C2C12 cells plated in a 48-well plate were co-transfected with 5 nM miRNA mimic, 20 ng pGL3cm-Rasd1-WT-3′-UTR or pGL3cm-Rasd1-MUT-3′-UTR, and 4ng of pRL-TK (Promega). Cells were collected 48 h after transfection and analyzed using Dual-Luciferase Reporter Assay System (Promega). Luciferase activity was detected by an FB12 Luminometer (Titertek-Berthold, Germany). The pRL-TK vector that provided the constitutive expression of Renilla luciferase was used as an internal control to correct the differences in both transfection and harvest efficiencies. Transfections were done in duplicates and repeated three times in independent experiments.

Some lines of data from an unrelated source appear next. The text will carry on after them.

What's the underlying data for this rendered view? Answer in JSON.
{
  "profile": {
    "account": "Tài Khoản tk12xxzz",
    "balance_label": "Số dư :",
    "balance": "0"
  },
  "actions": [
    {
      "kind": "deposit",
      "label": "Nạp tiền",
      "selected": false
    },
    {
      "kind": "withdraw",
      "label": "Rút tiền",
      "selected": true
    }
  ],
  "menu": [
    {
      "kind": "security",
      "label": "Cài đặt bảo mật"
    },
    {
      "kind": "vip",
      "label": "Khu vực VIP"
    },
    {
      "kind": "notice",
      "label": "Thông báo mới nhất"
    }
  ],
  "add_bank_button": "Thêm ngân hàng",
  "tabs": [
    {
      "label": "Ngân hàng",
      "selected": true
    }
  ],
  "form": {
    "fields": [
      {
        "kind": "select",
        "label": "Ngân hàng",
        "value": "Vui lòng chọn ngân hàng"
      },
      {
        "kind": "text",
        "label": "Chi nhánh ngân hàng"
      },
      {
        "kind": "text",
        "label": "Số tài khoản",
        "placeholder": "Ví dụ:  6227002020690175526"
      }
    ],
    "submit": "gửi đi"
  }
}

Data were analyzed using GraphPad prism (GraphPad Software, Inc., San Diego, CA, USA). Statistical differences were determined by the student's t-test, with values of P < 0.05 considered statistically significant.
The sequence data from this study have been submitted to the NCBI Gene Expression Omnibus (GEO) (http://www.ncbi.nlm.nih.gov/geo/) under accession no. GSE46379.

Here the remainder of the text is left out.